Once again CarInsurance.com has put out its list of locations with the most expensive auto insurance. The list once more proves my contention that there is no logical or rational methodology to the way that companies price auto insurance.
“The average driver is not aware how much location impacts how much they pay for car insurance because there are many factors that go into setting your rate,” Carinsurance.com Managing Editor Michelle Megna told CBS News. “But a lot of car insurance companies use your ZIP code as a starting point when setting rates, looking at how many claims they get from that ZIP for theft, vandalism, accidents—and the cost of those claims.”
Megna leaves out a few of the biggest factors affecting auto insurance cost, including state laws, which seem to have the biggest impact. Yet simply living in certain zip codes can cost you more. If you don’t believe me take a look.
Where the Expensive Car Insurance Is
The most expensive car insurance in the country can be found in these zip codes:
- Detroit, Michigan, in ZIP code 48227. The average Detroit resident pays around $5,109 a year, or 130% over the statewide average of $2,226.
- Brooklyn, New York, in ZIP code 11226: $3,877 a year, or 151% more than the average resident of the Empire State, who paid around $1,542 a year to insure his or her wheels.
- Philadelphia, Pennsylvania, in ZIP code 19132: $2,760 a year, 128% more than the average Pennsylvanian’s annual premium of $1,210.
- Providence, Rhode Island, in ZIP code 02903: where the average resident paid $2,749 a year, or 38% more than the statewide average of $2,000 a year.
- New Orleans, Louisiana, in ZIP code 70117: where the average driver paid $2,542 a year, or 53% more than the average Louisianan, who paid a yearly premium of $1,657.
- Los Angeles, California, in ZIP code 90029 (West Hollywood): where the average person paid a yearly premium of $2,416, or 69% more than the average Californian, who paid $1,433 a year to insure a vehicle.
- Woodbridge, Connecticut, in ZIP code 06525: where the average person paid an annual premium of $2,291, or 50% more than the average Connecticut resident, who paid around $1,527 a year.
- Baltimore, Maryland, in ZIP code 21216: where residents paid around $2,256 a year to insure a car, or 79% more than the statewide average of $1,258 a year.
- Miami, Florida, in ZIP code 33142: the average Miami resident paid 60% more than the average inhabitant of the Sunshine state. Miami drivers pay an average auto-insurance premium of $2,248 a year; the average Floridian pays around $1,402 a year.
- Royalton, Kentucky, in ZIP code 41464: where the average person paid $2,104 a year to insure a vehicle, or 42% more than the average Kentucky resident, who paid around $1,484 a year for the same policy.

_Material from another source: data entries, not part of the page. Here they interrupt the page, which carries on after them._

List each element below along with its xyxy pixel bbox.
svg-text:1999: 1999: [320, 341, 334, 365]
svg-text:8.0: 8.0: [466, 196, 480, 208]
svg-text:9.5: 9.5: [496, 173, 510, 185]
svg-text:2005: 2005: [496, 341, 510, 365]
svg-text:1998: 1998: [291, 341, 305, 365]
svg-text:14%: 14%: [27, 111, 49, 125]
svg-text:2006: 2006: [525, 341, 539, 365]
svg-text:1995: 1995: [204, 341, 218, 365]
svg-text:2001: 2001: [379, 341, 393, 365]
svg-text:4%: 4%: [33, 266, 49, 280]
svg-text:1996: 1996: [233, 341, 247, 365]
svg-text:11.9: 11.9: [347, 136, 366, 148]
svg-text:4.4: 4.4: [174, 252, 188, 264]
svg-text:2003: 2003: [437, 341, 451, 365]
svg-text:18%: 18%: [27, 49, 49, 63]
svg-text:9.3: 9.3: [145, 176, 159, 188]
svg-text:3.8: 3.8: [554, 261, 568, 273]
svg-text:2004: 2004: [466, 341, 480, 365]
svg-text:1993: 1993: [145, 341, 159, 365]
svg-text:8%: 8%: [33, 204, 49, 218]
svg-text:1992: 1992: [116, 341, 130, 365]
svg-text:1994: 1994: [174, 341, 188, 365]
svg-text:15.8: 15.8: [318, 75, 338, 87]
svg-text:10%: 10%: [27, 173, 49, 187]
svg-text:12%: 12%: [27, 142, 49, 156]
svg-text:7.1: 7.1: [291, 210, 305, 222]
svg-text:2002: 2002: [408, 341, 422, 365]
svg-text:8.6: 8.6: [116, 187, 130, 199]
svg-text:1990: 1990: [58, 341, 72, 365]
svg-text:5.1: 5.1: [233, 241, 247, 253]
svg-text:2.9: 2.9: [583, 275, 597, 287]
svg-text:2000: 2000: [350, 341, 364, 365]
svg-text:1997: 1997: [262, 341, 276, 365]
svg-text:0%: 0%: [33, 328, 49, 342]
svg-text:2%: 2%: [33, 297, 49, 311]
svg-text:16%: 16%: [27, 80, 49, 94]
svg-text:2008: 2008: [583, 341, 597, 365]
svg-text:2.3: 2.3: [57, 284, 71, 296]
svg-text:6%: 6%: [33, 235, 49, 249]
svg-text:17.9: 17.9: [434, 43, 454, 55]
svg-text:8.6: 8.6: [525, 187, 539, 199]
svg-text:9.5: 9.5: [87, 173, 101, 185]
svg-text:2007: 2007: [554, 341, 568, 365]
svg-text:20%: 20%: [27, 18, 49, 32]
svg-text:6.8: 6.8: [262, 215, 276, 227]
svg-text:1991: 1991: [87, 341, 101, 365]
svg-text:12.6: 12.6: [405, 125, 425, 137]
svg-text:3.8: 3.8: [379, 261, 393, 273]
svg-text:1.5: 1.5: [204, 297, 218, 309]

CarInsurance.com hired Quadrant Information Services to figure out what a 40-year-old man insuring a 2014 Honda Accord would pay in 33,410 zip codes nationwide. The man had good credit and a good driving record.
Why Some People Pay More
So what’s going on here? Is it high crime or greater urban density? No, as I’ve pointed out elsewhere, Detroit’s high costs are caused almost entirely caused by Michigan State Law. Residents of other large Midwestern cities, such as Cleveland, Chicago and St. Louis, that have high crime rates don’t pay such exorbitant insurance premiums.
The situation in Detroit is caused almost entirely by state law, which mandates insurers to cover accident victims’ medical expenses and offers such perks as lifetime medical care for victims. Michigan also has no-fault auto insurance, which keeps insurance companies from suing drivers that cause accidents. That means everybody pays for bad driving, including good drivers. Not coincidently, Philadelphia, which is located in another no-fault state, Pennsylvania, is also on the high-premium list.
Detroit residents get a double whammy because a lot of poor people cannot pay for insurance. They still drive, which means that responsible drivers end up paying for any damage they do.
Some of the expensive places were also rather confusing. The Hartford Courant reported that not even Loretta Worters of the Insurance Institute could figure out why Woodbridge, a suburb of New Haven, had such high insurance rates.
There’s another reason for the high insurance rates that the big media will not mention: insurers actually have no good way of determining how safe a driver is. They have to use factors like credit scores and zip codes, which may have no bearing on driving.
That is changing thanks to telemetrics devices, which let insurers track movements and driving patterns. Next generation technologies such as Google’s and Mercedes’ self-driving cars might provide insurers with enough data to adequately measure driving and offer realistic insurance rates.
Until the new technology is widely adopted, you can ask your insurer for a telematics device. Or you can simply shop around for auto insurance and be willing to negotiate with insurers for a lower rate. The available data indicates that people who take such simple steps can save a fortune on insurance no matter where they live.